El escribe: "Sobre las ordenaciones de los indios no hay mucho que decir; con sabiduría fué ordenado por nuestros Superiores (del Concilio de 1567), que no se dé a ningún indígena las órdenes eclesiásticas”[49]. Como argumento aduce Acosta que el tiempo para los indígenas todavía no ha llegado. Tampoco en la iglesia de la antigüedad se tomaron en cuenta a los neófitos, como dirigentes de la comunidad. Sin embargo fue un progreso que el Tercer Concilio Provincial de Lima dejase abierta la cuestión de las ordenaciones de indígenas. Se lee: "En cuanto se refiere a impartir la ordenación sacerdotal, especialmente el presbiterado, los obispos deben estar atentos a proveer operarios para la misa de los indígenas ..., a fín que los que son llamados por Dios a la gracia del evangelio, tengan, si es posible, un número de pastores celosos. Si hay candidatos aptos, que se ordenen, y si éstos se quieren dedicar a la instrucción de los indígenas, éstos no deben ser de ningún modo impedidos, porque no tienen ningún «Patrimonio», más bien, si la Iglesia necesita de éstos, se deben buscar e invitar, si son probados en costumbres y en modo suficiente formados, y si no son impedidos en la lengua indígena. Se pueden pues ordenar« ad titulum doctrinae Indorum» a los que los obispos juzguen capaces, aunque no puedan asignarles ninguna parroquia”[50].
Según este texto, aún los indígenas pueden ser admitidos a las ordenaciones, si responden a estas exigencias. Autores como Schmidlin, Huonder, Leturia subrayan que los Padres del Tercer Concilio Provincial de Lima se contentaron con las reglas generales y dejaron la aplicación de éstas al juicio de cada obispo[51].Entonces, surge la pregunta, ¿admitieron los obispos numerosos indígenas al sacerdocio? La respuesta no es fácil[52].Según Specker, se habría tratado de excepciones. Como ejemplo sirve el Arzobispo de Lima, Santo Toribio de Mogrovejo, quien impartió la ordenación sacerdotal a los mestizos, con mucha discreción; jamás a ordenar un indígena[53].

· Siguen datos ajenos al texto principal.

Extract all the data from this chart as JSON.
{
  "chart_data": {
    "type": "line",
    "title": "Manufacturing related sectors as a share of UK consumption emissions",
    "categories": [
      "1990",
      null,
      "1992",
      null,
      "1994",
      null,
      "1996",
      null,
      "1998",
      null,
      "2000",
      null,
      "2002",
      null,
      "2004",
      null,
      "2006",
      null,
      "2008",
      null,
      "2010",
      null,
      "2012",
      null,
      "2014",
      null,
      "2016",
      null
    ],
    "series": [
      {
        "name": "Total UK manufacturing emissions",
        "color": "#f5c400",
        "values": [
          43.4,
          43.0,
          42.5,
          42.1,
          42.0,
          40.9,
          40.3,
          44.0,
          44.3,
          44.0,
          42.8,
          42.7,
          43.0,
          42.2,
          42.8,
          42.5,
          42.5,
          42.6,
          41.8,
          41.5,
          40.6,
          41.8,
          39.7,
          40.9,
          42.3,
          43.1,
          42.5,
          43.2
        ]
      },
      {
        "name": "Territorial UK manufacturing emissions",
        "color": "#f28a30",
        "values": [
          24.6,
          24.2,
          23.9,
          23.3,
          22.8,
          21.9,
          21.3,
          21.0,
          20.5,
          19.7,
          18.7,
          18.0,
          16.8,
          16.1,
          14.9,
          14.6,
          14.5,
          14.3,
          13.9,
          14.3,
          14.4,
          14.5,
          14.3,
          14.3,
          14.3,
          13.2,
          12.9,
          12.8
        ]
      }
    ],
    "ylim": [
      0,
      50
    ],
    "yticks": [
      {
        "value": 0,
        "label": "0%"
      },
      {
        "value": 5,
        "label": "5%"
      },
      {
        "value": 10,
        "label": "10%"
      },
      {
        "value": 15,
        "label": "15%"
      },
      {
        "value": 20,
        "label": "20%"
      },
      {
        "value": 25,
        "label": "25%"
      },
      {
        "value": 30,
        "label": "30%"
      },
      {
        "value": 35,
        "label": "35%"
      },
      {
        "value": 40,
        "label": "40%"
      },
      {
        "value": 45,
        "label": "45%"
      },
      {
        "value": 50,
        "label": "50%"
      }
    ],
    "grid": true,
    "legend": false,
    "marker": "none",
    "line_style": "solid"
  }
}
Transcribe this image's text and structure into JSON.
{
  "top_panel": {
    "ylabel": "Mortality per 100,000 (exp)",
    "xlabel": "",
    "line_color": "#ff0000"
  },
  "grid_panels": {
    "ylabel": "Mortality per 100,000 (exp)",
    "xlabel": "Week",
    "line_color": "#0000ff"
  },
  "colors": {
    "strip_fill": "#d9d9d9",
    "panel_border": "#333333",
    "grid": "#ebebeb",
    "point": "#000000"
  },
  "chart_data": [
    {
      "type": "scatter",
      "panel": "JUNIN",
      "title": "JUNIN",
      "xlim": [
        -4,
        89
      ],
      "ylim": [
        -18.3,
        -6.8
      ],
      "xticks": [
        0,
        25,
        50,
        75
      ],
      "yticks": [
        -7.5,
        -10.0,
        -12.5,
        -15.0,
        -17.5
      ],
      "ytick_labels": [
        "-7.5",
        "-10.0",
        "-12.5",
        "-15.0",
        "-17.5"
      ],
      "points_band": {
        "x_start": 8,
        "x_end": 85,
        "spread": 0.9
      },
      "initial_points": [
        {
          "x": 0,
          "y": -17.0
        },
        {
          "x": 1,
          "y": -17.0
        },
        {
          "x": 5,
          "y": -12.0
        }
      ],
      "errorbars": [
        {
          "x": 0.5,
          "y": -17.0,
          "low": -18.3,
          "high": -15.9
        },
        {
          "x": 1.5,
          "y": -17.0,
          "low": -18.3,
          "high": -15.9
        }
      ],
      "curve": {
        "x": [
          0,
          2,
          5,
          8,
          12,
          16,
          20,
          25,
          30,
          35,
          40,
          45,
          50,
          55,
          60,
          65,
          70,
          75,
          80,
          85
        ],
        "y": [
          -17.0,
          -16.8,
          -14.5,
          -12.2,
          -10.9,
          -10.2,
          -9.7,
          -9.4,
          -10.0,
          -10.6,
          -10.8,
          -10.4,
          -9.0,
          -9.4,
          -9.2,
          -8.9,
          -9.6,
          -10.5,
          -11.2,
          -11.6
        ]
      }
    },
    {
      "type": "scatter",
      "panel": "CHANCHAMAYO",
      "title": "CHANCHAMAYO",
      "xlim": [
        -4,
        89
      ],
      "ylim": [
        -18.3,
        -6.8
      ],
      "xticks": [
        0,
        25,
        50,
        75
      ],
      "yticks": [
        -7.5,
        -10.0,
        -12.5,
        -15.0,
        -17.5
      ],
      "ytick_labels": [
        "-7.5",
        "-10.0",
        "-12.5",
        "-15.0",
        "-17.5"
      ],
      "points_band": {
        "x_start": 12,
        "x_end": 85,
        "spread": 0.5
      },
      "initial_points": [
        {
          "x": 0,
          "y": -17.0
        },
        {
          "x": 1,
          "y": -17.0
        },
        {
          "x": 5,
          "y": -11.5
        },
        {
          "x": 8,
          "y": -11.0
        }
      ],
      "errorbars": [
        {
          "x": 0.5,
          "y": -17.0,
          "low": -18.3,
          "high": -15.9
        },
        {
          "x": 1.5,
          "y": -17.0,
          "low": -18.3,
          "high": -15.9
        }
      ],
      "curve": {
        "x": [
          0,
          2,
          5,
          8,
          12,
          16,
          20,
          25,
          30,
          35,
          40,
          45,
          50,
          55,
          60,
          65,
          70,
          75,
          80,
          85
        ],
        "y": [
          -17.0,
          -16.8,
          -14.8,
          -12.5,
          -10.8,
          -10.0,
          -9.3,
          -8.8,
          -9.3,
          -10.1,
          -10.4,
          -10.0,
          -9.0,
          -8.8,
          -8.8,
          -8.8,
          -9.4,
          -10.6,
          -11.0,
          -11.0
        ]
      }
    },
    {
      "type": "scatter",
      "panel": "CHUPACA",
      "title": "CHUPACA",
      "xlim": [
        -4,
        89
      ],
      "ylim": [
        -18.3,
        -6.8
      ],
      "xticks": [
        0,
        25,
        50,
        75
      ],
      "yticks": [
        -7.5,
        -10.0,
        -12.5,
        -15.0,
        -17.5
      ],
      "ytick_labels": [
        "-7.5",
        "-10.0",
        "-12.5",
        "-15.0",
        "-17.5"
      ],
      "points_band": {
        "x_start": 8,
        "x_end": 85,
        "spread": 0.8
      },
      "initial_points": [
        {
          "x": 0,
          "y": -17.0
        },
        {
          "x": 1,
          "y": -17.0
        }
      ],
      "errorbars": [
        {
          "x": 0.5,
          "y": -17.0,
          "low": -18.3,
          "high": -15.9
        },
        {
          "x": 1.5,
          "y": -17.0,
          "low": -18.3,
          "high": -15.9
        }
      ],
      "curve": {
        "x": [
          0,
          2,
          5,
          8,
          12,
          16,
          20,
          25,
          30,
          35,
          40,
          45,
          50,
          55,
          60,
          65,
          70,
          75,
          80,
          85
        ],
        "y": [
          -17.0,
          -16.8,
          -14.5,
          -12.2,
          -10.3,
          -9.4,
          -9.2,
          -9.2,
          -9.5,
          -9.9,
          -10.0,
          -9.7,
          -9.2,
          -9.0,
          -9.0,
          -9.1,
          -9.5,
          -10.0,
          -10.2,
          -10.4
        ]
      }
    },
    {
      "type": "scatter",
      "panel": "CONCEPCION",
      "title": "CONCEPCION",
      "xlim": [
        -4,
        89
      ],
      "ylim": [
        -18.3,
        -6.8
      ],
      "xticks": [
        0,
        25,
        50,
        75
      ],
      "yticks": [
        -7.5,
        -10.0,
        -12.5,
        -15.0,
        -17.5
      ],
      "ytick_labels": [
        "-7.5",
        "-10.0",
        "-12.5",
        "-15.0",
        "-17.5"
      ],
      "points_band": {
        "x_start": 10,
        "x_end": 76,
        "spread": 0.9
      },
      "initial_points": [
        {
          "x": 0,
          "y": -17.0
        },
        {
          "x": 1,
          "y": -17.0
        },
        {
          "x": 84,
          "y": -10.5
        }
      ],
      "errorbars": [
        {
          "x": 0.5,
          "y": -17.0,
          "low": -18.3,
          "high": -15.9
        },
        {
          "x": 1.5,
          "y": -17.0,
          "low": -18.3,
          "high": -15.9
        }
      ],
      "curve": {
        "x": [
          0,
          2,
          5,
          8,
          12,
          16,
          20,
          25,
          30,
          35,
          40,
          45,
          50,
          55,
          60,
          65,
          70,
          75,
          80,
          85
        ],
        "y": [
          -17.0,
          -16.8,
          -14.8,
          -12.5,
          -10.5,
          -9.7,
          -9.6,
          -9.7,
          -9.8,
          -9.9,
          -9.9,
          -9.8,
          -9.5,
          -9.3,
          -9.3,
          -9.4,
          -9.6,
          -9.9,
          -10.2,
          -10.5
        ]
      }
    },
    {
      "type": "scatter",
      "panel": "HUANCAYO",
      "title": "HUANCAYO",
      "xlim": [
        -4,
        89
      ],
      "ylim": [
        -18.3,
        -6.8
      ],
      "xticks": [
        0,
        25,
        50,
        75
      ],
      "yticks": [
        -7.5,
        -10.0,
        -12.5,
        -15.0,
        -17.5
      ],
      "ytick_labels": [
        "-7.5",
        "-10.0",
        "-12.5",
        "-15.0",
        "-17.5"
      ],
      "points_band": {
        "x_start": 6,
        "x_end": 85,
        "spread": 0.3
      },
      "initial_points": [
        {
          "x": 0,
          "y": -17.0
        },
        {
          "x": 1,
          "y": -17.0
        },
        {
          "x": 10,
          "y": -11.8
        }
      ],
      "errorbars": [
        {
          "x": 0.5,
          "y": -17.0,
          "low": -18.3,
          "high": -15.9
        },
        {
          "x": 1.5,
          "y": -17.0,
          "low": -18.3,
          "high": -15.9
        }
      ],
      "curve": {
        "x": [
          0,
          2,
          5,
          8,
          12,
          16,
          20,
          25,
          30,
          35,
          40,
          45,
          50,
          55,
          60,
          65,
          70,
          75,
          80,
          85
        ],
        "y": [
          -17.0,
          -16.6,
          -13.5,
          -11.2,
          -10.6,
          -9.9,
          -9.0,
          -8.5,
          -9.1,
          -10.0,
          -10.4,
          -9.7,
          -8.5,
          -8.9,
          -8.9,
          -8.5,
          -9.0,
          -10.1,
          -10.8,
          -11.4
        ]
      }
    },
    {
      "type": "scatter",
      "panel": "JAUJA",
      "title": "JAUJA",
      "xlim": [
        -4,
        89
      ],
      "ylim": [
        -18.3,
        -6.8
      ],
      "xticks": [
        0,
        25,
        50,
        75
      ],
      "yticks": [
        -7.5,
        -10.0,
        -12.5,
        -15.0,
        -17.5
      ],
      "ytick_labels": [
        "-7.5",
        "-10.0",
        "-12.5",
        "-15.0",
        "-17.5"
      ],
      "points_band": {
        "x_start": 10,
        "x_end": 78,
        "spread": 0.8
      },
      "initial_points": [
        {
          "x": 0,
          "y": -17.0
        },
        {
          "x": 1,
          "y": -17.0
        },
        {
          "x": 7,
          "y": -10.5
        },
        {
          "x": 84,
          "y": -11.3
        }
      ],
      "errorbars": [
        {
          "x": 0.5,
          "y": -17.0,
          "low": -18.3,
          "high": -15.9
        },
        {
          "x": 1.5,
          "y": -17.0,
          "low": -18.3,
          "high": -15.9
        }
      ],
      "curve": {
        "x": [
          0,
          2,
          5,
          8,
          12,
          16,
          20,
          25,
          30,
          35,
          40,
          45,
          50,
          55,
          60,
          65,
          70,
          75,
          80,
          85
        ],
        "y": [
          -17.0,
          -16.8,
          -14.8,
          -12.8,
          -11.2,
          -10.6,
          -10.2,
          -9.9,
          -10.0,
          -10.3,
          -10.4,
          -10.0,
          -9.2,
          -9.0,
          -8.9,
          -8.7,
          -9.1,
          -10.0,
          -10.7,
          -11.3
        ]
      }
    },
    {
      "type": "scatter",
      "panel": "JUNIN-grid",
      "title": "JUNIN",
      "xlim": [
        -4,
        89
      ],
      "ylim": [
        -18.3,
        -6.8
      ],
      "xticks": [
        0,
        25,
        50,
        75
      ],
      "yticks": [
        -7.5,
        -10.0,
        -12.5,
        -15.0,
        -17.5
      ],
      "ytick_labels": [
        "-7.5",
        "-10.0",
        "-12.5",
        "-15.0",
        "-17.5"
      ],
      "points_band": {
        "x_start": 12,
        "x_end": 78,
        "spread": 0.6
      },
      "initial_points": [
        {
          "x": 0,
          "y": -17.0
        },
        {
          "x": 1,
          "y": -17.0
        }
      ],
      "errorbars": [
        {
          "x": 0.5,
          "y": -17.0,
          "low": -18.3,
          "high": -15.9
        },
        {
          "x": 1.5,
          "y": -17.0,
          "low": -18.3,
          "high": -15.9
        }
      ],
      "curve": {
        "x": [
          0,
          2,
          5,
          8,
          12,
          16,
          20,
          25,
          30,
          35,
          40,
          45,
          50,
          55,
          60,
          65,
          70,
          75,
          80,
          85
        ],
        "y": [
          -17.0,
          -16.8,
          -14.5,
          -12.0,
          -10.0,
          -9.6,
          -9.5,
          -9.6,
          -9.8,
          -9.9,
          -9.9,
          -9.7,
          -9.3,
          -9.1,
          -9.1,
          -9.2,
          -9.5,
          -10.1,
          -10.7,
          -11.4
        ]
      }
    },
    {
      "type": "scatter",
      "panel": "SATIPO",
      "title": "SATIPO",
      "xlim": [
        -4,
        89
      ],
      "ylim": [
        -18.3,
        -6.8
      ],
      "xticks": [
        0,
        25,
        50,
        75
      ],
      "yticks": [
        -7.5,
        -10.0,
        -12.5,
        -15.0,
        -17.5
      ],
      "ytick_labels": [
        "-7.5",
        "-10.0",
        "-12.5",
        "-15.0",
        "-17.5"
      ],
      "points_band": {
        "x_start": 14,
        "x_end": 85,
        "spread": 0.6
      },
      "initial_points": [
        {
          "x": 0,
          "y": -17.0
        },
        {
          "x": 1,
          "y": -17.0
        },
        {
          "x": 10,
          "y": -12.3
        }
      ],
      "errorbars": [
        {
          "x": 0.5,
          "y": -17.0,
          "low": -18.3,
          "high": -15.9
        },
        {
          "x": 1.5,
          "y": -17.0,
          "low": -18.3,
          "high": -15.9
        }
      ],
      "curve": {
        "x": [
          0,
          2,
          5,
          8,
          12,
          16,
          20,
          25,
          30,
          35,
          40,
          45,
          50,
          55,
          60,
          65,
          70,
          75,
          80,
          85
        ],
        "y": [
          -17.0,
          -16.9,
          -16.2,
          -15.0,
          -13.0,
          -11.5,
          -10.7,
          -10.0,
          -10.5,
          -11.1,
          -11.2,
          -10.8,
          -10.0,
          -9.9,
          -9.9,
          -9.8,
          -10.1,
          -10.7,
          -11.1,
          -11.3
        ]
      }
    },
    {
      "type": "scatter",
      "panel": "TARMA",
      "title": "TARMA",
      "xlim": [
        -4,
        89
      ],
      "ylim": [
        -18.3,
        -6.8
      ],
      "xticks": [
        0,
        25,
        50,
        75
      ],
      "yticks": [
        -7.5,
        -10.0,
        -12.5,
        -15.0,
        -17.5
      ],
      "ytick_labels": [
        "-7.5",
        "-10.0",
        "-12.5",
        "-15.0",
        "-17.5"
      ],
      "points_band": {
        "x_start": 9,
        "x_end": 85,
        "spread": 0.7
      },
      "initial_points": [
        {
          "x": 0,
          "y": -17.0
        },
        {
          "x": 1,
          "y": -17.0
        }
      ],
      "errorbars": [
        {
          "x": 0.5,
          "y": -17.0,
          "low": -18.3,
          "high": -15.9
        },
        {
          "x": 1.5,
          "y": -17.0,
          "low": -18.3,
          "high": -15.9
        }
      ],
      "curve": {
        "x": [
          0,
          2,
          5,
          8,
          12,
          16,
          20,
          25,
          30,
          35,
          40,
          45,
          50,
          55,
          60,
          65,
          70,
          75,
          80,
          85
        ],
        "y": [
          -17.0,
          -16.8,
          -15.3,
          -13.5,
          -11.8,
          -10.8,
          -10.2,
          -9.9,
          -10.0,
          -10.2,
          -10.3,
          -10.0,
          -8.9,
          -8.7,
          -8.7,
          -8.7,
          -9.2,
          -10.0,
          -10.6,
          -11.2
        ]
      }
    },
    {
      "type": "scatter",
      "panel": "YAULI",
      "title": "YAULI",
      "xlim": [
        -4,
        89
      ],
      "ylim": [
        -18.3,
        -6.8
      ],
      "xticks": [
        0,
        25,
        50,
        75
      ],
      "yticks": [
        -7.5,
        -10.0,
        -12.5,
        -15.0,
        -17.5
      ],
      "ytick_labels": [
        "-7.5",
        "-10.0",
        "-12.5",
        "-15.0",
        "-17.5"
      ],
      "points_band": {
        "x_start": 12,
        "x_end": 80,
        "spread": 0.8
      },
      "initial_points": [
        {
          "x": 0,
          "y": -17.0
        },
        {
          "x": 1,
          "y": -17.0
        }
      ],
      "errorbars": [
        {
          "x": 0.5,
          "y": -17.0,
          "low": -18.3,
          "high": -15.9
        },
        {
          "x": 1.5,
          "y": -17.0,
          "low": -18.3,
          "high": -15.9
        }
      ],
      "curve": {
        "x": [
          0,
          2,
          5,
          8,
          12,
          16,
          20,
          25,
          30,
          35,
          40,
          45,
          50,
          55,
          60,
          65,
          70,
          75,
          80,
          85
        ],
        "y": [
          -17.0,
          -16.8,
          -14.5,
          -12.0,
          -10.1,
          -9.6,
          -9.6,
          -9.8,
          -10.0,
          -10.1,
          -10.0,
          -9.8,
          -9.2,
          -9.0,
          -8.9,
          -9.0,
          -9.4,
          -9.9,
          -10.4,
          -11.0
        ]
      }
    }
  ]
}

En general se puede notar la discreción de los obispos en esta materia. Se puede admitir la buena fe de los obispos, en cuanto que en aquel tiempo era suficiente el número de sacerdotes españoles, mestizos y criollos. Siglos después experimentarán que esta opinión había sido una ilusión. Por eso Höffner formula legítimamente la pregunta: "¿Debemos buscar aquí las razones de la falta de sacerdotes en toda la América Latina? ¿Y, si no, encontramos aquí una explicación parcial por las constantes persecuciones que de 1821 han inundado siempre de nuevo la Iglesia de México?"[54]. El desarrollo en América Latina sigue más o menos las huellas indicadas. Entre las razones del hecho que los indígenas no son aptos para el sacerdocio, fue dada la inclinación al vicio del beber. Aquellos que beben, no son capaces de vivir el celibato que exige el sacerdocio[55].
Los Concilios Provinciales de México.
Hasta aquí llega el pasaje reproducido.